The Attic
(2002)
photo by Taku Ohara
Data
:
First Performance: 2002
Performance time: 2 hours
Acts / Scenes: 23
Cast: 16 (11 men, 5 woman)
Yoji Sakate
The Attic
Yoji Sakate
Born in 1962, Sakate started the Theatre company RINKO-GUN in 1983. He has been in charge of the writing and directing for almost all this troupe\’s works since that time. In 1999, he studied in New York on an ACC grant. Sakate has also engaged in writing and directing outside the troupe, and has issued a number of collections of his criticism and plays. He has served as Director of the Japan Playwrights Association for ten years and as Director of the Japanese Theatre Directors Association, and as Director of the Japanese Centre of the International Theatre Institute. Sakate considers drama to be a variety of media and explores social problems from a journalistic perspective through themes of the conflict between the social collective and the individual. He has taken up such topics as the Okinawa issue, the Japanese Self-defense Force, religious issues, and so on. At the same time, Sakate has produced a series of exchanges with other genres, such as dance, music, and films, as well as a serial work about Yakumo Koizumi (the Japanese name of Lafcadio Hearn) that incorporates contemporary Noh forms. He has also been active internationally, with performances in 27 cities in 15 overseas countries, joint works with artists in other countries, and so on. He is the recipient of numerous directing and literature awards including the Kishida Drama Award, The Tsuruya Namboku Drama Award, the Yomiuri Literature Award the Kinokuniya Theatre Award, the Asahi Arts Award and the Outstanding Director Award of the of the Yomiuri Theatre Grand Prix, among others.
Theatre company RINKO-GUN
https://rinkogun.com/
An “Older Brother” visits a university dormitory. He enters a small indoor cubicle assembled from a simple kit called an “Attic.” It was here that his “Younger Brother” withdrew from the world for five months before committing suicide. Unable to accept his brother’s death, Older Brother sets out on a journey to find the inventor of the Attic.
A “Young Girl” who refuses to go to school anymore because of bullying has withdrawn into an Attic set up on the veranda of her home. A “Young Boy” goes to visit her holding secret desires and motives, but he is turned away. Still, the girl begins to read a copy of
The Diary of Anne Frank
that the boy had left her and it leads her to the realization that she is indeed “a free person.”
In an Attic buried in the garden of a home lies the “Corpse” of a man. For years the man had withdrawn from the world, having rental videos and the Internet as his only connections to the outside world. Before his eyes, videos—detective stories, period dramas and war movies—play on like an unending nightmare. He calls for help from the “Attic Hunter,” who is the incarnation of a figure in the graffiti on the Attic walls. But all the Attic Hunter can do is give consolation to the dead Corpse.
A “Young Woman” who has acquired the same Attic in which Younger Brother died, claims that she is pregnant and seeks to shut out all possible sources of allergies. Troubled by her obsession, her husband returns the Attic. Going to the department store everyday so that she can spend time in her former Attic, Young Woman is also fated to call forth the Attic Hunter.
In order to find the creator of the Attic, Older Brother becomes a counselor of people who have withdrawn from the world. To his patients, Older Brother talks about his memories of his Younger Brother, who had always been a model student.
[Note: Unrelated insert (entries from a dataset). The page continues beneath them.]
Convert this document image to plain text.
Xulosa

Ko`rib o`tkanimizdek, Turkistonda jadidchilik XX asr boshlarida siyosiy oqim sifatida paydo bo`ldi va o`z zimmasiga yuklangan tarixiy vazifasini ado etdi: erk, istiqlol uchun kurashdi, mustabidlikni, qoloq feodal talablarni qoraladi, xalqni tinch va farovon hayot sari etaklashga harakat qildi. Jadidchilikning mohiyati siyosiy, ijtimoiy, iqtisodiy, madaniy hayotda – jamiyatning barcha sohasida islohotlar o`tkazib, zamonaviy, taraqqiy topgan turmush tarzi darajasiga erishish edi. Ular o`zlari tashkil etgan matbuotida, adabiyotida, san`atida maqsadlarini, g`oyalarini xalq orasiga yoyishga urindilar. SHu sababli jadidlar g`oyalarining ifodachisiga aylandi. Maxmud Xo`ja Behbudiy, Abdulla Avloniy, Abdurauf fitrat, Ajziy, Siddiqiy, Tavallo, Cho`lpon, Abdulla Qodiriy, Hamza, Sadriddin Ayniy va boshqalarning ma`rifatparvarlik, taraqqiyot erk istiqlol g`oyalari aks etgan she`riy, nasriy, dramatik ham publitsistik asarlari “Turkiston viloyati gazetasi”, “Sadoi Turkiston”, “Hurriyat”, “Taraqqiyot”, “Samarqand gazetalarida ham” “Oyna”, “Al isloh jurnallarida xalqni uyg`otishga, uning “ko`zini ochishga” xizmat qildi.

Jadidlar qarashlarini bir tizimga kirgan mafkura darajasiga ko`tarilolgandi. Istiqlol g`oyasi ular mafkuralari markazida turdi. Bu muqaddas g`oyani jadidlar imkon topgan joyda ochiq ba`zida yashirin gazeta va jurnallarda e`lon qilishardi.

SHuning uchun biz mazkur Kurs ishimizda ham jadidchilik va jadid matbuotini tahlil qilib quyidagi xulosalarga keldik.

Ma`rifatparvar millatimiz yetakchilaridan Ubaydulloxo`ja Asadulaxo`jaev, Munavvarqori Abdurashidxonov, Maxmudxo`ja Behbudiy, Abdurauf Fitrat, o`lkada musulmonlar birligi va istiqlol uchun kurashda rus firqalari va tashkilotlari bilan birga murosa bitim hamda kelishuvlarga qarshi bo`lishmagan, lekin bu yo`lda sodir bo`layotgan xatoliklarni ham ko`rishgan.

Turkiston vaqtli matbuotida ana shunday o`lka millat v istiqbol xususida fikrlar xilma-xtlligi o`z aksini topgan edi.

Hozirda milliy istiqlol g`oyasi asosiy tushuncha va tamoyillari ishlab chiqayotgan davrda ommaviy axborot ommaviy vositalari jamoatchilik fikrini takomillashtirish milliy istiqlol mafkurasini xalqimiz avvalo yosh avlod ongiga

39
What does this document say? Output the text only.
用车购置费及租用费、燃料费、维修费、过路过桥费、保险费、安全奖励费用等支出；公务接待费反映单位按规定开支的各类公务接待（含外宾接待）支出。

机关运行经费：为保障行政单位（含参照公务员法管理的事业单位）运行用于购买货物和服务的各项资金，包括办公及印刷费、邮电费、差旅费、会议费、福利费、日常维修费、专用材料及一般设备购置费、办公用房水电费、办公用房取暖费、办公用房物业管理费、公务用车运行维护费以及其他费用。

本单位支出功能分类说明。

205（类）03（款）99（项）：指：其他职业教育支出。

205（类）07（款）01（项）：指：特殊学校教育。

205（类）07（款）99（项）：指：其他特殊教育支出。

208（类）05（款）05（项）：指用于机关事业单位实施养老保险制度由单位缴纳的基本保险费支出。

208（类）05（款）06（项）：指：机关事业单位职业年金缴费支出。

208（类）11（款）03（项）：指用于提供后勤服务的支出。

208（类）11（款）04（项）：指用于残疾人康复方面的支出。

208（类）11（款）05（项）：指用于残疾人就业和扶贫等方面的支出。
In a dream the Corpse sees his mother commits suicide. Soon a “war movie,” the one remaining video the man has not seen, will begin to play.
The teacher of the Young Girl who refuses to go to school comes to visit her. When the teacher begins to cry out that she is being bullied too, the girl shows her a small planetarium.
As the Attics gradually become a social problem, Older Brother is led by the Attic Hunter into another world where he finally meets the inventor of the Attic, the “Man on Crutches.” The Man on Crutches is also an “older brother” who lives together with a “younger brother” who has lost the ability to speak. The self-portrait that this younger brother draws on the walls of the Attic where he is bedridden is none other than the Attic Hunter.
Directed by the Man on Crutches, Older Brother tells this younger brother to draw a larger self-portrait in a ritual to call forth the Attic Hunter. When the ritual is complete, what appears before Older Brother is his Younger Brother in the form of the Attic Hunter. It is a realization that the promised place where the two brothers will meet is the old familiar attic.